Hold Me Dear exhibition in Rodney Street tunnel

Another example is a community photography exhibition and series of workshop days we held in Canonmills, Edinburgh in late 2015.  This project relates to the ways that you can engage people and communities, acting as a catalyst that helps local people realise their aspirations for place - driving feelings of ownership over local places, enhancing the social connection between residents and different other local stakeholders, and building an improved and more liveable sense of place.

Our Hold Me Dear exhibition involved the transformation of an old railway tunnel using a community photography exhibition all about sense of place, that was developed from and with local people.  The exhibition displayed local people’s photographs of places in Edinburgh and other cities that they felt a personal connection with.   However, the strength of the project wasn’t just in the output, but also in the engagement that took place in the 6 months prior to this.  This helped to bring local stakeholders together and start to translate ideas and aspirations into realised outcomes.  

image © Here + Now

The process started with an initial engagement in the Canonmills neighbourhood more than 6 months ahead of the final exhibition.  At that time a location for an intervention or improvement wasn’t set at all. We were testing a fluid process of community engagement whereby we started off just listening to local people about the issues and opportunities they felt existed for the neighbourhood.  We did this via spot interviews in the street with a large number of passing residents and visitors, and discussions with other key stakeholders such as businesses and local organisations.  This identified the tunnel as a key location where there were both a lot of issues at present -  people felt it was intimidating to walk through, often deserted, and scary.  But there was a lot of potential.

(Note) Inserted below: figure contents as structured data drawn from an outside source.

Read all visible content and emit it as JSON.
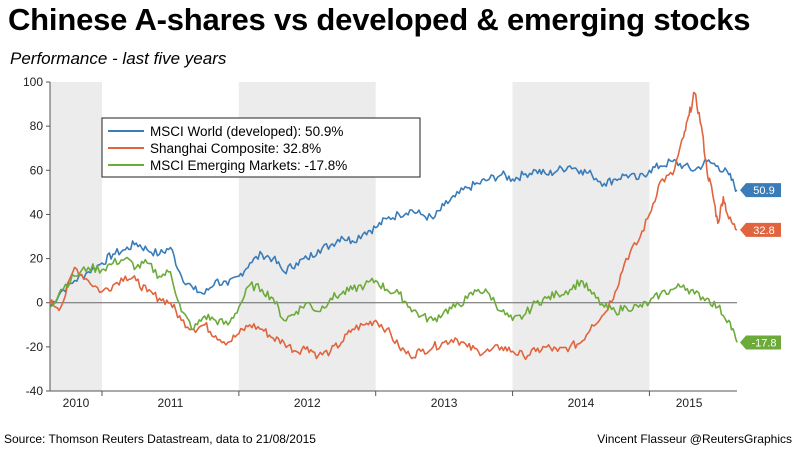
{
  "header": {
    "title": "Chinese A-shares vs developed & emerging stocks",
    "subtitle": "Performance - last five years"
  },
  "footer": {
    "source": "Source: Thomson Reuters Datastream, data to 21/08/2015",
    "credit": "Vincent Flasseur @ReutersGraphics"
  },
  "chart_data": {
    "type": "line",
    "title": "Chinese A-shares vs developed & emerging stocks",
    "subtitle": "Performance - last five years",
    "xlabel": "",
    "ylabel": "",
    "ylim": [
      -40,
      100
    ],
    "xlim": [
      2010.62,
      2015.64
    ],
    "y_ticks": [
      -40,
      -20,
      0,
      20,
      40,
      60,
      80,
      100
    ],
    "x_ticks": [
      {
        "label": "2010",
        "pos": 2010.81
      },
      {
        "label": "2011",
        "pos": 2011.5
      },
      {
        "label": "2012",
        "pos": 2012.5
      },
      {
        "label": "2013",
        "pos": 2013.5
      },
      {
        "label": "2014",
        "pos": 2014.5
      },
      {
        "label": "2015",
        "pos": 2015.29
      }
    ],
    "shaded_years": [
      [
        2010.62,
        2011.0
      ],
      [
        2012.0,
        2013.0
      ],
      [
        2014.0,
        2015.0
      ]
    ],
    "grid": false,
    "legend_position": "top-left",
    "series": [
      {
        "name": "MSCI World (developed): 50.9%",
        "color": "#3a7cb8",
        "end_label": "50.9",
        "x": [
          2010.62,
          2010.7,
          2010.8,
          2010.9,
          2011.0,
          2011.08,
          2011.17,
          2011.25,
          2011.33,
          2011.42,
          2011.5,
          2011.58,
          2011.67,
          2011.75,
          2011.83,
          2011.92,
          2012.0,
          2012.08,
          2012.17,
          2012.25,
          2012.33,
          2012.42,
          2012.5,
          2012.58,
          2012.67,
          2012.75,
          2012.83,
          2012.92,
          2013.0,
          2013.08,
          2013.17,
          2013.25,
          2013.33,
          2013.42,
          2013.5,
          2013.58,
          2013.67,
          2013.75,
          2013.83,
          2013.92,
          2014.0,
          2014.08,
          2014.17,
          2014.25,
          2014.33,
          2014.42,
          2014.5,
          2014.58,
          2014.67,
          2014.75,
          2014.83,
          2014.92,
          2015.0,
          2015.08,
          2015.17,
          2015.25,
          2015.33,
          2015.42,
          2015.5,
          2015.58,
          2015.64
        ],
        "y": [
          -2,
          5,
          10,
          14,
          18,
          22,
          24,
          27,
          24,
          22,
          25,
          12,
          6,
          4,
          10,
          8,
          12,
          18,
          22,
          20,
          14,
          18,
          20,
          24,
          26,
          30,
          28,
          32,
          34,
          38,
          40,
          42,
          40,
          38,
          44,
          48,
          52,
          54,
          56,
          58,
          56,
          58,
          60,
          58,
          60,
          62,
          60,
          58,
          54,
          56,
          58,
          56,
          60,
          62,
          64,
          62,
          60,
          64,
          62,
          58,
          51
        ]
      },
      {
        "name": "Shanghai Composite: 32.8%",
        "color": "#e0653e",
        "end_label": "32.8",
        "x": [
          2010.62,
          2010.7,
          2010.8,
          2010.9,
          2011.0,
          2011.08,
          2011.17,
          2011.25,
          2011.33,
          2011.42,
          2011.5,
          2011.58,
          2011.67,
          2011.75,
          2011.83,
          2011.92,
          2012.0,
          2012.08,
          2012.17,
          2012.25,
          2012.33,
          2012.42,
          2012.5,
          2012.58,
          2012.67,
          2012.75,
          2012.83,
          2012.92,
          2013.0,
          2013.08,
          2013.17,
          2013.25,
          2013.33,
          2013.42,
          2013.5,
          2013.58,
          2013.67,
          2013.75,
          2013.83,
          2013.92,
          2014.0,
          2014.08,
          2014.17,
          2014.25,
          2014.33,
          2014.42,
          2014.5,
          2014.58,
          2014.67,
          2014.75,
          2014.83,
          2014.92,
          2015.0,
          2015.08,
          2015.17,
          2015.25,
          2015.29,
          2015.33,
          2015.38,
          2015.42,
          2015.46,
          2015.5,
          2015.54,
          2015.58,
          2015.64
        ],
        "y": [
          0,
          -2,
          16,
          10,
          5,
          8,
          12,
          10,
          5,
          2,
          0,
          -8,
          -12,
          -10,
          -15,
          -18,
          -14,
          -10,
          -12,
          -16,
          -18,
          -22,
          -20,
          -24,
          -22,
          -18,
          -12,
          -10,
          -8,
          -12,
          -20,
          -24,
          -22,
          -20,
          -18,
          -16,
          -20,
          -22,
          -22,
          -20,
          -22,
          -24,
          -22,
          -20,
          -22,
          -20,
          -18,
          -10,
          -5,
          5,
          20,
          28,
          40,
          55,
          58,
          75,
          85,
          95,
          80,
          60,
          50,
          36,
          48,
          38,
          33
        ]
      },
      {
        "name": "MSCI Emerging Markets: -17.8%",
        "color": "#6cab3a",
        "end_label": "-17.8",
        "x": [
          2010.62,
          2010.7,
          2010.8,
          2010.9,
          2011.0,
          2011.08,
          2011.17,
          2011.25,
          2011.33,
          2011.42,
          2011.5,
          2011.58,
          2011.67,
          2011.75,
          2011.83,
          2011.92,
          2012.0,
          2012.08,
          2012.17,
          2012.25,
          2012.33,
          2012.42,
          2012.5,
          2012.58,
          2012.67,
          2012.75,
          2012.83,
          2012.92,
          2013.0,
          2013.08,
          2013.17,
          2013.25,
          2013.33,
          2013.42,
          2013.5,
          2013.58,
          2013.67,
          2013.75,
          2013.83,
          2013.92,
          2014.0,
          2014.08,
          2014.17,
          2014.25,
          2014.33,
          2014.42,
          2014.5,
          2014.58,
          2014.67,
          2014.75,
          2014.83,
          2014.92,
          2015.0,
          2015.08,
          2015.17,
          2015.25,
          2015.33,
          2015.42,
          2015.5,
          2015.58,
          2015.64
        ],
        "y": [
          -2,
          6,
          12,
          16,
          15,
          18,
          20,
          16,
          18,
          12,
          14,
          -4,
          -12,
          -6,
          -8,
          -10,
          -2,
          8,
          6,
          2,
          -8,
          -4,
          0,
          -4,
          2,
          4,
          6,
          8,
          10,
          6,
          4,
          -2,
          -6,
          -8,
          -4,
          -2,
          2,
          6,
          4,
          -4,
          -8,
          -6,
          0,
          2,
          4,
          6,
          10,
          4,
          -2,
          -4,
          -2,
          -2,
          0,
          4,
          6,
          8,
          4,
          2,
          -2,
          -8,
          -18
        ]
      }
    ]
  }
}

Local people and organisations all saw potential in creating this as a destination for the neighbourhood, and making more of the tunnel in a way that made it a more positive space.  

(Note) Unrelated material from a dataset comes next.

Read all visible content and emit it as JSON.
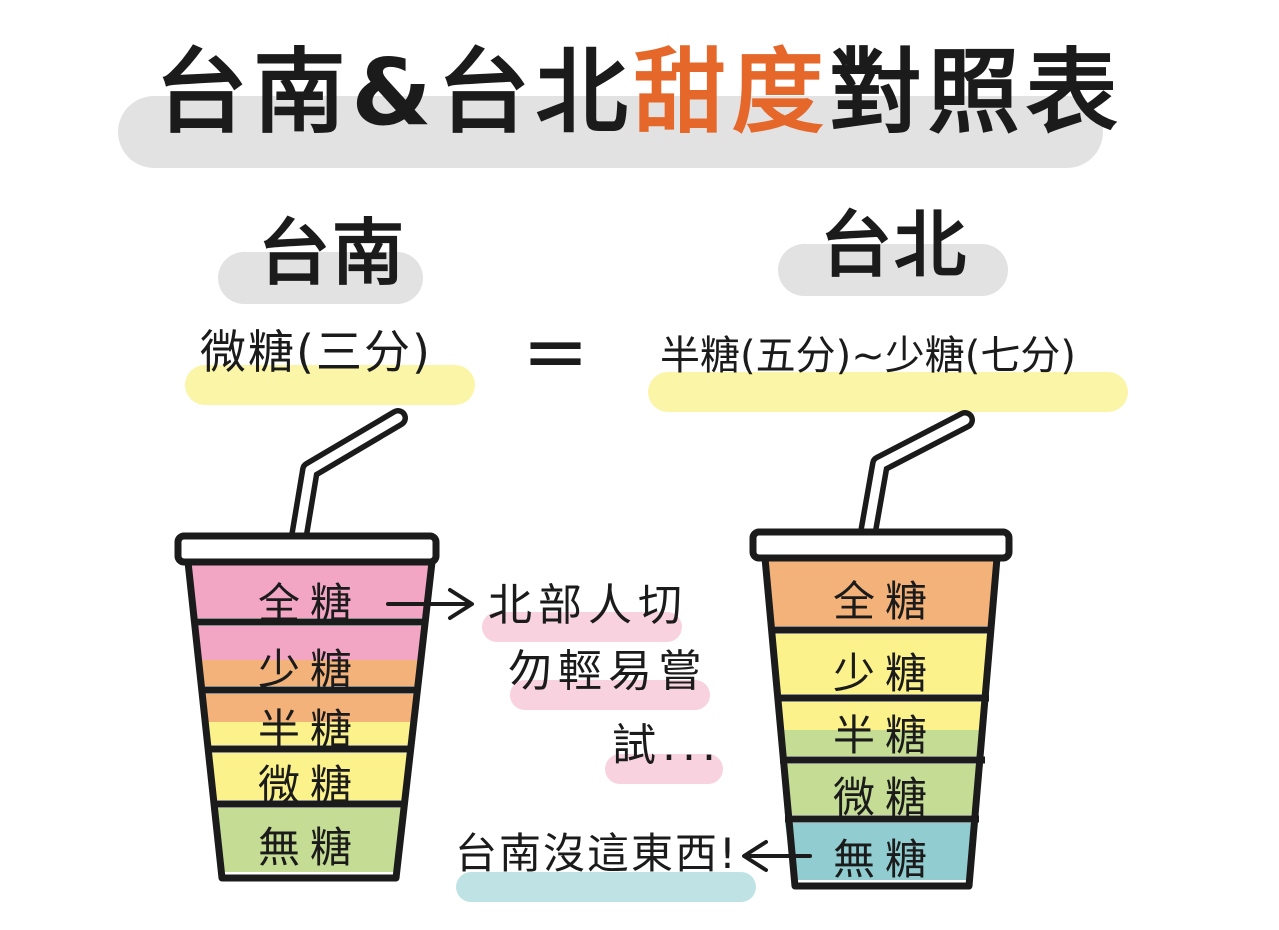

To explore this further, we organised a Pep Talk event. We built on what we’d learnt from the initial interviews and discussions and held an event along the themes that had emerged and in the place people had shown most interest in transforming - the tunnel. This was pitched not as an ‘engagement event’, but as an interesting evening filled with inspiring speakers, live mural painting, and music in the tunnel. This drew a broader range of people and formed a starting point for further conversations about the tunnel and its potential.  The speakers for the evening were chosen based on their relevance to the initial ideas and aspirations local people and organisations had told us about for the tunnel.

The discussions and potential collaborations that were established from that event were summarised into a ‘community brief’. An agreed brief for the kind of intervention or change to the tunnel that the community and local organisations and businesses would support.  It included more potential for the tunnel to become a creative destination with more artwork, and the possibility for the community events. Making the tunnel a place you’d like to go, rather than be scared to walk through.

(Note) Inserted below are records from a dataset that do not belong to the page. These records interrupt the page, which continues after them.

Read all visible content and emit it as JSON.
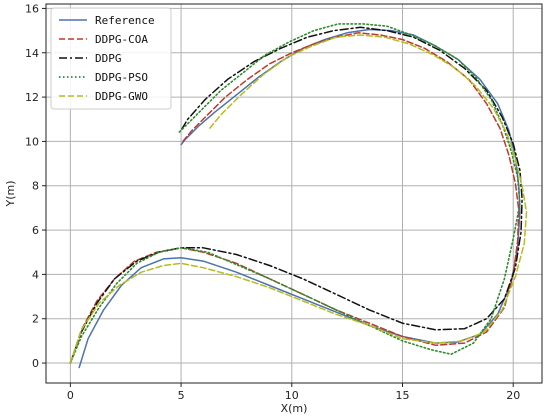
{
  "chart_data": {
    "type": "line",
    "xlabel": "X(m)",
    "ylabel": "Y(m)",
    "xlim": [
      -1.1,
      21.3
    ],
    "ylim": [
      -0.9,
      16.2
    ],
    "xticks": [
      0,
      5,
      10,
      15,
      20
    ],
    "yticks": [
      0,
      2,
      4,
      6,
      8,
      10,
      12,
      14,
      16
    ],
    "grid": true,
    "legend": "top-left",
    "series": [
      {
        "name": "Reference",
        "color": "#4c72b0",
        "style": "solid",
        "x": [
          0.4,
          0.8,
          1.5,
          2.3,
          3.2,
          4.2,
          5.0,
          6.0,
          7.5,
          9.0,
          10.5,
          12.0,
          13.5,
          15.0,
          16.5,
          17.5,
          18.5,
          19.3,
          19.9,
          20.2,
          20.3,
          20.25,
          20.1,
          19.8,
          19.3,
          18.5,
          17.5,
          16.5,
          15.5,
          14.5,
          13.5,
          12.5,
          11.5,
          10.5,
          9.5,
          8.5,
          7.5,
          6.5,
          5.8,
          5.2,
          5.0
        ],
        "y": [
          -0.2,
          1.1,
          2.4,
          3.5,
          4.3,
          4.7,
          4.75,
          4.6,
          4.1,
          3.5,
          2.9,
          2.3,
          1.7,
          1.2,
          0.9,
          0.95,
          1.3,
          2.2,
          3.6,
          5.2,
          6.8,
          8.0,
          9.3,
          10.5,
          11.7,
          12.8,
          13.7,
          14.3,
          14.8,
          15.0,
          15.05,
          14.9,
          14.6,
          14.2,
          13.6,
          12.9,
          12.1,
          11.3,
          10.7,
          10.1,
          9.85
        ]
      },
      {
        "name": "DDPG-COA",
        "color": "#c0392b",
        "style": "dashed",
        "x": [
          0.0,
          0.5,
          1.2,
          2.0,
          2.9,
          3.9,
          5.0,
          6.0,
          7.5,
          9.0,
          10.5,
          12.0,
          13.5,
          15.0,
          16.5,
          17.8,
          18.8,
          19.6,
          20.0,
          20.2,
          20.25,
          20.1,
          19.8,
          19.4,
          18.8,
          18.0,
          17.0,
          16.0,
          15.0,
          14.0,
          13.0,
          12.0,
          11.0,
          10.0,
          9.0,
          8.0,
          7.0,
          6.2,
          5.5,
          5.0
        ],
        "y": [
          0.0,
          1.5,
          2.8,
          3.8,
          4.6,
          5.0,
          5.2,
          5.0,
          4.5,
          3.8,
          3.1,
          2.4,
          1.8,
          1.2,
          0.8,
          0.9,
          1.4,
          2.5,
          4.0,
          5.5,
          6.9,
          8.1,
          9.4,
          10.6,
          11.7,
          12.8,
          13.6,
          14.2,
          14.6,
          14.8,
          14.9,
          14.7,
          14.4,
          14.0,
          13.5,
          12.8,
          12.0,
          11.2,
          10.5,
          9.9
        ]
      },
      {
        "name": "DDPG",
        "color": "#111111",
        "style": "dashdot",
        "x": [
          0.0,
          0.5,
          1.2,
          2.0,
          3.0,
          4.0,
          5.0,
          6.0,
          7.5,
          9.0,
          10.5,
          12.0,
          13.5,
          15.0,
          16.5,
          17.8,
          18.8,
          19.6,
          20.1,
          20.35,
          20.4,
          20.3,
          20.0,
          19.5,
          18.8,
          17.8,
          16.7,
          15.5,
          14.3,
          13.1,
          11.9,
          10.7,
          9.5,
          8.3,
          7.1,
          6.1,
          5.3,
          5.0
        ],
        "y": [
          0.0,
          1.4,
          2.7,
          3.8,
          4.6,
          5.0,
          5.2,
          5.2,
          4.9,
          4.4,
          3.8,
          3.1,
          2.4,
          1.8,
          1.5,
          1.55,
          2.0,
          2.9,
          4.3,
          5.9,
          7.4,
          8.7,
          9.9,
          11.1,
          12.3,
          13.3,
          14.1,
          14.7,
          15.0,
          15.15,
          15.0,
          14.7,
          14.2,
          13.6,
          12.8,
          11.9,
          11.0,
          10.5
        ]
      },
      {
        "name": "DDPG-PSO",
        "color": "#2e8b2e",
        "style": "dotted",
        "x": [
          0.0,
          0.5,
          1.3,
          2.1,
          3.0,
          4.0,
          5.0,
          6.2,
          7.6,
          9.0,
          10.5,
          12.0,
          13.5,
          15.0,
          16.3,
          17.2,
          18.2,
          19.0,
          19.6,
          20.0,
          20.3,
          20.2,
          19.9,
          19.5,
          19.0,
          18.3,
          17.5,
          16.5,
          15.4,
          14.3,
          13.2,
          12.1,
          11.0,
          9.9,
          8.8,
          7.8,
          6.8,
          6.0,
          5.4,
          4.9
        ],
        "y": [
          0.0,
          1.2,
          2.5,
          3.6,
          4.5,
          5.0,
          5.2,
          5.0,
          4.4,
          3.8,
          3.1,
          2.4,
          1.7,
          1.0,
          0.6,
          0.4,
          0.9,
          2.0,
          3.8,
          5.6,
          7.2,
          8.4,
          9.6,
          10.8,
          11.9,
          12.9,
          13.7,
          14.3,
          14.8,
          15.2,
          15.3,
          15.3,
          15.0,
          14.5,
          13.9,
          13.1,
          12.3,
          11.5,
          10.9,
          10.4
        ]
      },
      {
        "name": "DDPG-GWO",
        "color": "#b5bd1e",
        "style": "dashed",
        "x": [
          0.0,
          0.5,
          1.3,
          2.2,
          3.2,
          4.2,
          5.0,
          6.0,
          7.5,
          9.0,
          10.5,
          12.0,
          13.5,
          15.0,
          16.5,
          17.7,
          18.7,
          19.5,
          20.1,
          20.5,
          20.6,
          20.4,
          20.1,
          19.7,
          19.1,
          18.3,
          17.4,
          16.4,
          15.3,
          14.2,
          13.1,
          12.0,
          10.9,
          9.8,
          8.7,
          7.7,
          6.8,
          6.3
        ],
        "y": [
          0.0,
          1.5,
          2.7,
          3.5,
          4.1,
          4.4,
          4.5,
          4.3,
          3.9,
          3.4,
          2.8,
          2.2,
          1.7,
          1.1,
          0.9,
          1.0,
          1.4,
          2.4,
          3.9,
          5.4,
          6.8,
          8.0,
          9.2,
          10.4,
          11.5,
          12.5,
          13.3,
          13.9,
          14.4,
          14.7,
          14.8,
          14.7,
          14.3,
          13.8,
          13.0,
          12.1,
          11.2,
          10.6
        ]
      }
    ]
  }
}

The next step was to pilot and prototype what an intervention like this might look like. We started planning an exhibition in the tunnel, delivering a series of workshop building dayswith local people and inviting photographs about local treasured places from residents. These formed the resulting photos in the exhibition and offered a chance to show local pride and involve a broader range of people in the space and project.

image © Here + Now

The exhibition was installed for one month, and helped to show how the space could be transformed as a place for local people’s artwork to be displayed and for events.  Since then the exhibition has started a discussion about how the tunnel - or the adjacent Scotland St tunnel - could be better used as a creative local venue. There have been a number of subsequent events in the tunnel which have built on the relationships we developed with landowners in getting the project off the ground. We also monitored and evaluated the project to help capture some of the positive outputs that resulted from the project.